A variety of workers are at risk of suffering from a needlestick injury during their daily activity. Workers with high risks include those working in the healthcare sector, as well as workers in the prison and probation services, police and social work. However, construction maintenance workers and those in the demolition industry can be exposed to this hazard when needles are not properly disposed of.
What is the risk?
The main risk from a needlestick injury is exposure to blood-borne viruses (BBV) such as Hepatitis B (HBV), Hepatitis C (HCV) and Human Immunodeficiency Virus (HIV).
Of these three viruses a vaccination exists only for Hepatitis B – no vaccination exists for Hepatitis C and HIV.
Workers can acquire a BBV infection when the skin is punctured or scratched by a needle or sharp device and they then have been exposed to infected blood. Other ways to be infected from infected blood or body fluids can be through the eyes, inside of the mouth and nose.

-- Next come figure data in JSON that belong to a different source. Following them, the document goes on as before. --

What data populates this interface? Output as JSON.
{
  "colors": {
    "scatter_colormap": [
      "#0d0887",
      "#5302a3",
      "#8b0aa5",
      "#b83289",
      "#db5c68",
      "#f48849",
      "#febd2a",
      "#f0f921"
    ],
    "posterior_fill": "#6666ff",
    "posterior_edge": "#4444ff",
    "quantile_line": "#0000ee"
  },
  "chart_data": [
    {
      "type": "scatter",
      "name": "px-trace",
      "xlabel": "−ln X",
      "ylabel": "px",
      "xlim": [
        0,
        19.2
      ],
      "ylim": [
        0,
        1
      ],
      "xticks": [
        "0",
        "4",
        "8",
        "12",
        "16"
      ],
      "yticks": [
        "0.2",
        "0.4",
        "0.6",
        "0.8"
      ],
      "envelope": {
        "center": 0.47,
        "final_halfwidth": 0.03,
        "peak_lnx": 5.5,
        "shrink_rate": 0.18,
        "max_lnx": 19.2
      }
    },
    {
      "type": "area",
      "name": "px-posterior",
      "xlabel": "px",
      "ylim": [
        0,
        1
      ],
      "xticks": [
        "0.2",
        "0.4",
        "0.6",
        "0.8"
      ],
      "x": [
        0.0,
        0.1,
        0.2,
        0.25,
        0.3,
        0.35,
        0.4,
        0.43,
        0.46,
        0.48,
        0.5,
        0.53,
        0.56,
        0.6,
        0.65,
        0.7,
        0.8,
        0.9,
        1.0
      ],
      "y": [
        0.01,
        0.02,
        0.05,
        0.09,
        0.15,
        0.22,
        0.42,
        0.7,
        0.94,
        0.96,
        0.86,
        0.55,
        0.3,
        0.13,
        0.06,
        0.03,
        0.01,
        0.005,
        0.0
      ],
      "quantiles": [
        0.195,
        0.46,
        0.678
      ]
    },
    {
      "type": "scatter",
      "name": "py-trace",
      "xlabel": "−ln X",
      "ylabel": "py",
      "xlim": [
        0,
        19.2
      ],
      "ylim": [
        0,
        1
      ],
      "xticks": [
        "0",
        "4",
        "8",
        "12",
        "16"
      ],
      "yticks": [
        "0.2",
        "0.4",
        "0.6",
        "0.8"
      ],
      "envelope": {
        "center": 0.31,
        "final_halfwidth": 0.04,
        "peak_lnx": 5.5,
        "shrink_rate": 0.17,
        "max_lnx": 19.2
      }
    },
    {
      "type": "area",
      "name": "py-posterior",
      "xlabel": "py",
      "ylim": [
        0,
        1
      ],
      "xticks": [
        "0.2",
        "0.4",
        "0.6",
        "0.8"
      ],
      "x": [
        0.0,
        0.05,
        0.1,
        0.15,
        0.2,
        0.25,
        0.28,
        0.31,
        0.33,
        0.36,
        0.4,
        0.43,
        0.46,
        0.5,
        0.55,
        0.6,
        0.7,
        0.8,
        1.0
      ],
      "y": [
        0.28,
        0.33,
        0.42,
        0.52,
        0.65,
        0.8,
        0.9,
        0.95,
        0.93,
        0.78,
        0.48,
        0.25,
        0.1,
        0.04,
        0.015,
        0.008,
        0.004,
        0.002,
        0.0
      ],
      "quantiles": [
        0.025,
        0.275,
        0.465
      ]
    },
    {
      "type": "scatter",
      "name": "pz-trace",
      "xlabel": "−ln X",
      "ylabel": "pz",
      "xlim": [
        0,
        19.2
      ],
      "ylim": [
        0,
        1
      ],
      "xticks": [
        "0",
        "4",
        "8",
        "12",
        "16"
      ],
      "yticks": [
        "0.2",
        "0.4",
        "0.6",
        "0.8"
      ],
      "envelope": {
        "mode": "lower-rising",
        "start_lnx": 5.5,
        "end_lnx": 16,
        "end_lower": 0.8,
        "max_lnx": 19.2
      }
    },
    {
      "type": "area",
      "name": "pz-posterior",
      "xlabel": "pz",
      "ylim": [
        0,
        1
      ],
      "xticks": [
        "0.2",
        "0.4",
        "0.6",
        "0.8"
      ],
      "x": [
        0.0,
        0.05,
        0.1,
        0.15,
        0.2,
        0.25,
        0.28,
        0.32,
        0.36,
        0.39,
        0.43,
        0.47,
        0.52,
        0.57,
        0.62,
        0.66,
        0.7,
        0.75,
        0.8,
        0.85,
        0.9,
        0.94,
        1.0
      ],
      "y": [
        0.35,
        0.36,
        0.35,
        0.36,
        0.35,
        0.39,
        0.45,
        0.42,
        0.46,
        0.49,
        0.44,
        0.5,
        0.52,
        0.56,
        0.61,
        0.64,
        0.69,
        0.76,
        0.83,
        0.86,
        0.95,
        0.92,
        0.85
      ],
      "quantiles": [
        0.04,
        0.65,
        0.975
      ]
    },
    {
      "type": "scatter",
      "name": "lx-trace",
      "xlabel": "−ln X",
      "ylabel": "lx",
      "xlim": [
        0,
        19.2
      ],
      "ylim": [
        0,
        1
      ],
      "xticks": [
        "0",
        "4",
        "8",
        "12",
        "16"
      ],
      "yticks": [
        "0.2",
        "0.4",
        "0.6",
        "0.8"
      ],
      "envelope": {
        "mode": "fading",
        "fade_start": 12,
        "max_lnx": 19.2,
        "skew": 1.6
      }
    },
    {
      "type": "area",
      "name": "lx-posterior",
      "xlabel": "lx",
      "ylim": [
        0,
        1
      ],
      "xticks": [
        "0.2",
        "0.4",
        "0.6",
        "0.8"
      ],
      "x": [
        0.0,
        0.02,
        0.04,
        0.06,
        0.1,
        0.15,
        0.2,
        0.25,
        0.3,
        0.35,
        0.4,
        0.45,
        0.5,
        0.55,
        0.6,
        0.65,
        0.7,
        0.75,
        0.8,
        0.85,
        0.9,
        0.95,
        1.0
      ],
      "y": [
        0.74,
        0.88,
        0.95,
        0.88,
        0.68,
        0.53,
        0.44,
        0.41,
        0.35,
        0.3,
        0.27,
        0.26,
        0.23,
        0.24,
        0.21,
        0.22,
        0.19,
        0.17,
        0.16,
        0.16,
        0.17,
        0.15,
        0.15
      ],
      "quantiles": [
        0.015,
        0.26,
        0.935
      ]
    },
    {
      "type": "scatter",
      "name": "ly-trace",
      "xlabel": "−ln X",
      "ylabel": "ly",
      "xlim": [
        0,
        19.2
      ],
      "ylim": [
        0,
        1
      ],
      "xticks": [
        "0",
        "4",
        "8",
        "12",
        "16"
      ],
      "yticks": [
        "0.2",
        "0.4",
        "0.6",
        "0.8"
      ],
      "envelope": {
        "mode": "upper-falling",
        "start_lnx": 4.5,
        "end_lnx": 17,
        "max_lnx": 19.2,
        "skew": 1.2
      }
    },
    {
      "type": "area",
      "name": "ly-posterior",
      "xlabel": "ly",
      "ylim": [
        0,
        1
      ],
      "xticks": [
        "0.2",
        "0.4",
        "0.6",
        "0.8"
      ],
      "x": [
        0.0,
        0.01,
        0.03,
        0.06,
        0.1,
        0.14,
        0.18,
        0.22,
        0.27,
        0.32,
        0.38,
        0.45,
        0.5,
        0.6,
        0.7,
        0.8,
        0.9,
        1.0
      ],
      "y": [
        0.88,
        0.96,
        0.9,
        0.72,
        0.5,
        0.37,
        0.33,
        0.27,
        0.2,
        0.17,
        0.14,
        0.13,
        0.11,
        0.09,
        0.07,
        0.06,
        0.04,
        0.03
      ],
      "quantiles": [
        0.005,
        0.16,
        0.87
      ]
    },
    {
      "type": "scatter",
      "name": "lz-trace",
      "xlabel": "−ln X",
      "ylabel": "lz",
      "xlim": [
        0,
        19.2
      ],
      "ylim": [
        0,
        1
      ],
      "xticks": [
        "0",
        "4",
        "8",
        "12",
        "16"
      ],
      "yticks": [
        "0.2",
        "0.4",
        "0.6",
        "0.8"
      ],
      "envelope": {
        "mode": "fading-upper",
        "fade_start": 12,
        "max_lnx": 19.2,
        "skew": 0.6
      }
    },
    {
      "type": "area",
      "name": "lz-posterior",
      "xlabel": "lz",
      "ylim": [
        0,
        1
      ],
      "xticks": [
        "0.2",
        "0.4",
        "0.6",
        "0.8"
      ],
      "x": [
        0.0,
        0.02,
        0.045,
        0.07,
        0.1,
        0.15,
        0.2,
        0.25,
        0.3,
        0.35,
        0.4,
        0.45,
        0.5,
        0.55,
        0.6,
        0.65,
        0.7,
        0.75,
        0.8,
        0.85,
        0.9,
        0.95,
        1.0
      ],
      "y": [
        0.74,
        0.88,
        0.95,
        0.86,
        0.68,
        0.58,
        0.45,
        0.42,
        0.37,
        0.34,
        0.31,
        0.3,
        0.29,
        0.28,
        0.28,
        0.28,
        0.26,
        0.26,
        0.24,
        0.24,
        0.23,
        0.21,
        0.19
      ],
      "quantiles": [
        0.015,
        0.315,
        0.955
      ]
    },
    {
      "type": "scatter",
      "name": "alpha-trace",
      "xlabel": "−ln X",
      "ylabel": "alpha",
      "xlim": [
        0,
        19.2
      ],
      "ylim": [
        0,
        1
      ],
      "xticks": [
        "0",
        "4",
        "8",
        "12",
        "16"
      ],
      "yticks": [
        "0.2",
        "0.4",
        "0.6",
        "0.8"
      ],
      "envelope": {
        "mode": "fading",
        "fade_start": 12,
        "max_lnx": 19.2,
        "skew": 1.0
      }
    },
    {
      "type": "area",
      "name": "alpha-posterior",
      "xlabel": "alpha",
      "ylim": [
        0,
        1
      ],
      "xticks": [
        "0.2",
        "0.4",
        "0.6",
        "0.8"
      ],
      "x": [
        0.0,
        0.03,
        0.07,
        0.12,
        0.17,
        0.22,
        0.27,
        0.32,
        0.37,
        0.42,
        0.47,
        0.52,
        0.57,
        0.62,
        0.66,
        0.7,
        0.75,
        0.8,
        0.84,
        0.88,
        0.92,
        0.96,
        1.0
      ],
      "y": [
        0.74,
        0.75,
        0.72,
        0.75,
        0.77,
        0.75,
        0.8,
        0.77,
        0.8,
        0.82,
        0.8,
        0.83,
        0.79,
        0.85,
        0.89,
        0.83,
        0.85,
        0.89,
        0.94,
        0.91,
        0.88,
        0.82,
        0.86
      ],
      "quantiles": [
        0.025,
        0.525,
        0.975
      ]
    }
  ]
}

The prevalence of blood-borne viruses in the general UK population is generally low and the risk of infection from needlestick injuries remains low.
Do not put your unprotected hands anywhere you cannot see:
If you cannot see what you are going to touch, wear appropriate protective gloves.
Cover any cuts or abrasions with waterproof plasters.
Under no circumstances should any worker be expected to touch a discarded needle with their bare hands.
Where needles are found there must be a procedure for safe disposal.
What to do after a needlestick injury has occurred?
It is normally recommended that if a needlestick injury occurs the bleeding should be encouraged and the wound washed in warm running water with soap. Following this, immediate medical treatment should be sought.
If a needlestick injury has taken place, the worker must be offered counseling and periodic monitoring, as blood borne viruses can have long incubation periods. Post-exposure treatments are available for Hepatitis B and HIV. These treatments may reduce the likelihood of contracting the disease.
Nevertheless treatment is unpleasant and can cause significant side effects, and there is no guarantee that it will be successful. Any treatment requires prior counseling and professional advice to ensure that the procedures and possible effects are fully understood.
Checklist for Safety Representatives
Are there any workers who might be at risk of needlestick injuries?
Is the risk of needlestick injury addressed in a risk assessment?
Is there a policy on needlestick injury, and has a safe system of work been developed?
Does the policy include:
How to deal with needles found or reported.
The use of personal protective equipment.
First aid (including access to warm water).
Is the policy fully followed?
Has training been provided?
Has the issue been discussed at the safety committee?